SQL       = "SELECT * FROM SAMPLE_FREMTPL"

dfiter = pd.read_sql(SQL, conn, chunksize=CHUNKSIZE)

t_i = time.time()
trkr, nbrrecs = 0, 0
with open(CSV_PATH, "w", encoding="utf-8", newline="") as fcsv:

    for df in dfiter:
        fcsv.write(df.to_csv(header=nbrrecs==0, index=False, mode="a"))
        nbrrecs+=df.shape[0]
        print("Retrieved records {}-{}".format((trkr * CHUNKSIZE) + 1, nbrrecs))
        trkr+=1

t_tot = time.time() - t_i
retrieval_rate = nbrrecs / t_tot

print(
    "Retrieved {} records in {:.0f} seconds ({:.0f} recs/sec.).".format(
        nbrrecs, t_tot, retrieval_rate
        )
    )

Executing the code above produces the following output:

Retrieved records 1-100000
Retrieved records 100001-200000
Retrieved records 200001-300000
Retrieved records 300001-400000
Retrieved records 400001-500000
Retrieved records 500001-600000
Retrieved records 600001-678013
Retrieved 678013 records in 20 seconds (33370 recs/sec.).

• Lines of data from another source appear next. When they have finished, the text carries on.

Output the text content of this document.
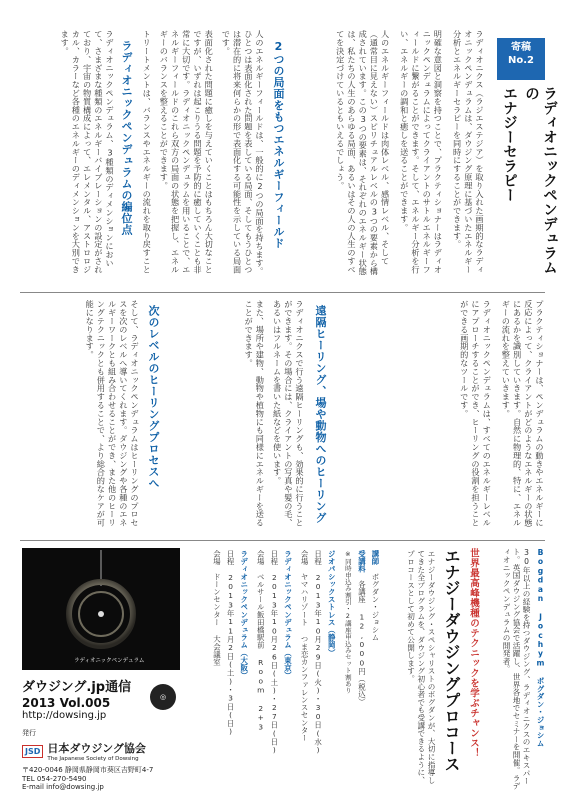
寄稿
No.2
ラディオニックペンデュラムの
エナジーセラピー

ラディオニクス（ラジエステジア）を取り入れた画期的なラディオニックペンデュラムは、ダウジング原理に基づいたエネルギー分析とエネルギーセラピーを同時にすることができます。

明確な意図と洞察を持つことで、プラクティショナーはラディオニックペンデュラムによってクライアントのサトルエネルギーフィールドに繋がることができます。そして、エネルギー分析を行い、エネルギーの調和と癒しを送ることができます。

人のエネルギーフィールドは肉体レベル、感情レベル、そして（通常目に見えない）スピリチュアルレベルの3つの要素から構成されています。この3つの要素は、それぞれのエネルギー状態は、私たちの人生のあらゆる局面、あるいはその人の人生のすべてを決定づけているともいえるでしょう。

2つの局面をもつエネルギーフィールド

人のエネルギーフィールドは、一般的に2つの局面を持ちます。ひとつは表面化された問題を表している局面、そしてもうひとつは潜在的に将来何らかの形で表面化する可能性を示している局面です。

表面化された問題に癒しを与えていくことはもちろん大切なことですが、いずれは起こりうる問題を予防的に癒していくことも非常に大切です。ラディオニックペンデュラムを用いることで、エネルギーフィールドのこれら双方の局面の状態を把握し、エネルギーのバランスを整えることができます。

トリートメントは、バランスやエネルギーの流れを取り戻すこと

ラディオニックペンデュラムの編位点

ラディオニックペンデュラム、3種類のディメンションにおいて、さまざまな種類のエネルギーバイブレーションの設定がされており、宇宙の物質構成によって、エレメンタル、アストロロジカル、カラーなど各種のエネルギーのディメンションを大別できます。

プラクティショナーは、ペンデュラムの動きやエネルギーに反応によって、クライアントがどのようなエネルギーの状態にあるかを識別していきます。自然に物理的、特に、エネルギーの流れを整えていきます。

ラディオニックペンデュラムは、すべてのエネルギーレベルにアプローチすることができ、ヒーリングの役割を担うことができる画期的なツールです。

遠隔ヒーリング、場や動物へのヒーリング

ラディオニクスで行う遠隔ヒーリングも、効果的に行うことができます。その場合には、クライアントの写真や髪の毛、あるいはフルネームを書いた紙などを使います。

また、場所や建物、動物や植物にも同様にエネルギーを送ることができます。

そして、ラディオニックペンデュラムはヒーリングのプロセスを次のレベルへ導いてくれます。ダウジングや各種のエネルギーワークとも組み合わせることができ、また他のヒーリングテクニックとも併用することで、より総合的なケアが可能になります。	次のレベルのヒーリングプロセスへ

Bogdan Jochym ボグダン・ジョシム

30年以上の経験を持つダウジング、ラディオニクスのエキスパート。英国ダウジング協会で活躍し、世界各地でセミナーを開催。ラディオニックペンデュラムの開発者。

世界最高峰機種のテクニックを学ぶチャンス！
エナジーダウジングプロコース
エナジーダウジング・スペシャリストのボグダンが、大切に指導してきた全プログラムを、ダウジング初心者でも受講できるように、プロコースとして初めて公開します。
講師　ボグダン・ジョシム
受講料　各講座 12,000円（税込）
※同時申込み割引・2講座申込みセット割あり
ジオパシックストレス（静岡）
日程　2013年10月29日(火)・30日(水)
会場　ヤマハリゾート つま恋カンファレンスセンター
ラディオニックペンデュラム（東京）
日程　2013年10月26日(土)・27日(日)
会場　ベルサール飯田橋駅前 Room 2+3
ラディオニックペンデュラム（大阪）
日程　2013年11月2日(土)・3日(日)
会場　ドーンセンター 大会議室
ラディオニックペンデュラム
ダウジング.jp通信
2013 Vol.005
http://dowsing.jp
◎
発行
JSD 日本ダウジング協会
The Japanese Society of Dowsing
〒420-0046 静岡県静岡市葵区吉野町4-7
TEL 054-270-5490
E-mail info@dowsing.jp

Results will be available in the file referenced by CSV_PATH.

Exporting Data

In order to export a DataFrame into a database, we leverage the DataFrame’s to_sql method. We provide the name of the table we wish to upload data in, along with a connection object, and what action to take if the table already exists. if_exists can be one of:

  • “fail”: Raise a ValueError.

  • “replace”: Drop the table before inserting new values.

  • “append”: Insert new values to the existing table.

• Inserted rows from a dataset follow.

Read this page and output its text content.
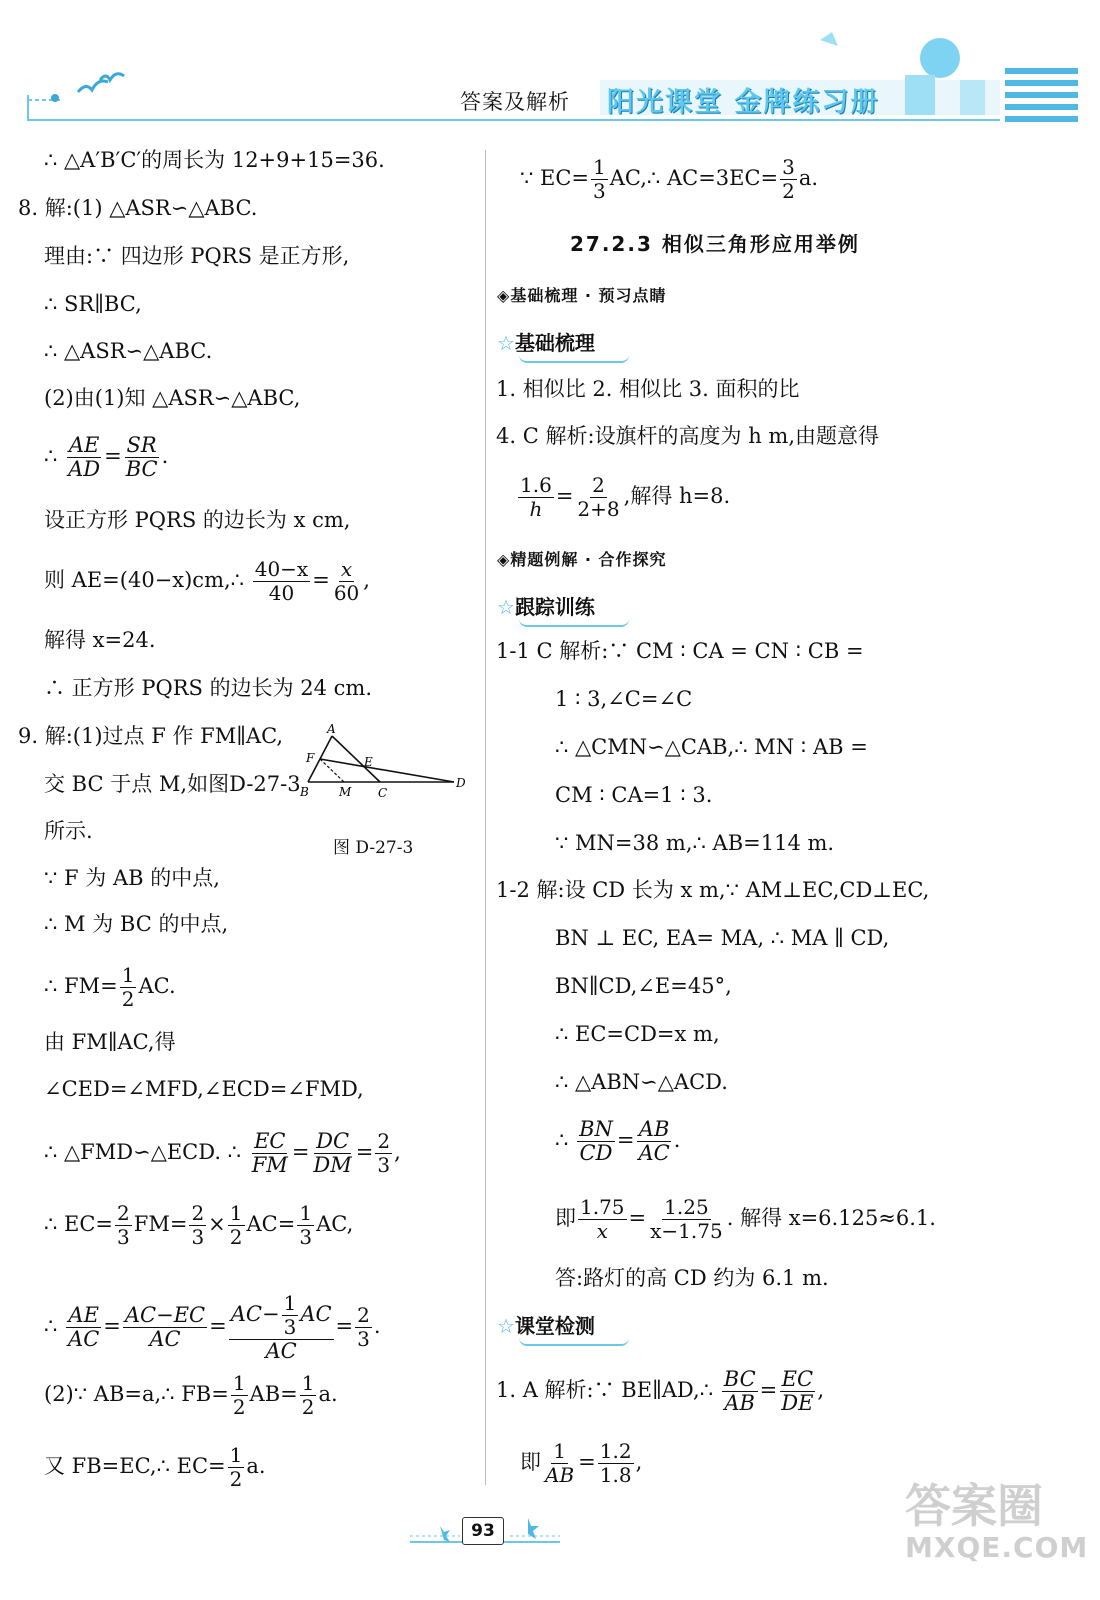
答案及解析 阳光课堂 金牌练习册
∴ △A′B′C′的周长为 12+9+15=36.
8. 解:(1) △ASR∽△ABC.
理由:∵ 四边形 PQRS 是正方形,
∴ SR∥BC,
∴ △ASR∽△ABC.
(2)由(1)知 △ASR∽△ABC,
∴ $\frac{AE}{AD} = \frac{SR}{BC}$ .
设正方形 PQRS 的边长为 x cm,
则 AE=(40−x)cm,∴ $\frac{40-x}{40} = \frac{x}{60}$ ,
解得 x=24.
∴ 正方形 PQRS 的边长为 24 cm.
9. 解:(1)过点 F 作 FM∥AC,
交 BC 于点 M,如图D-27-3
所示.
A
B	C
D
E
F
M
图 D-27-3
∵ F 为 AB 的中点,
∴ M 为 BC 的中点,
∴ $FM= \frac{1}{2}$ AC.
由 FM∥AC,得
∠CED=∠MFD,∠ECD=∠FMD,
∴ △FMD∽△ECD. ∴ $\frac{EC}{FM} = \frac{DC}{DM} = \frac{2}{3}$ ,
∴ $EC= \frac{2}{3} FM= \frac{2}{3} \times \frac{1}{2} AC= \frac{1}{3}$ AC,
∴ $\frac{AE}{AC} = \frac{AC-EC}{AC} = \frac{AC- \frac{1}{3} AC}{AC} = \frac{2}{3}$ .
(2)∵ AB=a,∴ $FB= \frac{1}{2} AB= \frac{1}{2} a$.
又 FB=EC,∴ $EC= \frac{1}{2} a$.
∵ $EC= \frac{1}{3}$ AC,∴ $AC=3EC= \frac{3}{2} a$.
27.2.3 相似三角形应用举例
◈基础梳理 · 预习点睛
☆基础梳理
1. 相似比 2. 相似比 3. 面积的比
4. C 解析:设旗杆的高度为 h m,由题意得
$\frac{1.6}{h} = \frac{2}{2+8}$ ,解得 h=8.
◈精题例解 · 合作探究
☆跟踪训练
1-1 C 解析:∵ CM ∶ CA = CN ∶ CB =
1 ∶ 3,∠C=∠C
∴ △CMN∽△CAB,∴ MN ∶ AB =
CM ∶ CA=1 ∶ 3.
∵ MN=38 m,∴ AB=114 m.
1-2 解:设 CD 长为 x m,∵ AM⊥EC,CD⊥EC,
BN ⊥ EC, EA= MA, ∴ MA ∥ CD,
BN∥CD,∠E=45°,
∴ EC=CD=x m,
∴ △ABN∽△ACD.
∴ $\frac{BN}{CD} = \frac{AB}{AC}$ .
即 $\frac{1.75}{x} = \frac{1.25}{x-1.75}$ . 解得 x=6.125≈6.1.
答:路灯的高 CD 约为 6.1 m.
☆课堂检测
1. A 解析:∵ BE∥AD,∴ $\frac{BC}{AB} = \frac{EC}{DE}$ ,
即 $\frac{1}{AB} = \frac{1.2}{1.8}$ ,
93	答案圈
MXQE.COM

As a simple transformation, we determine aggregate EXPOSURE by AREA, append a timestamp, then export the result as “SAMPLE_AREA_SUMM”. If the table exists, we want the query to fail:

"""
Summary of aggregate EXPOSURE by AREA based on the French Motor Third-Party 
Liability Claims sample dataset.
"""
import datetime

# Compute aggregate EXPOSURE by AREA.
dfsumm = df.groupby("AREA", as_index=False)["EXPOSURE"].sum()

# Append timestamp.
timestamp = datetime.datetime.now().strftime("%Y-%m-%d %H:%M:%S.%f")
dfsumm["TIMESTAMP"] = timestamp

# Export results.
dfsumm.to_sql("SAMPLE_AREA_SUMM", con=conn, if_exists="fail")

If the table already exists, an error like the following will be generated:

ValueError: Table 'SAMPLE_AREA_SUMM' already exists.

Otherwise, no output will be generated.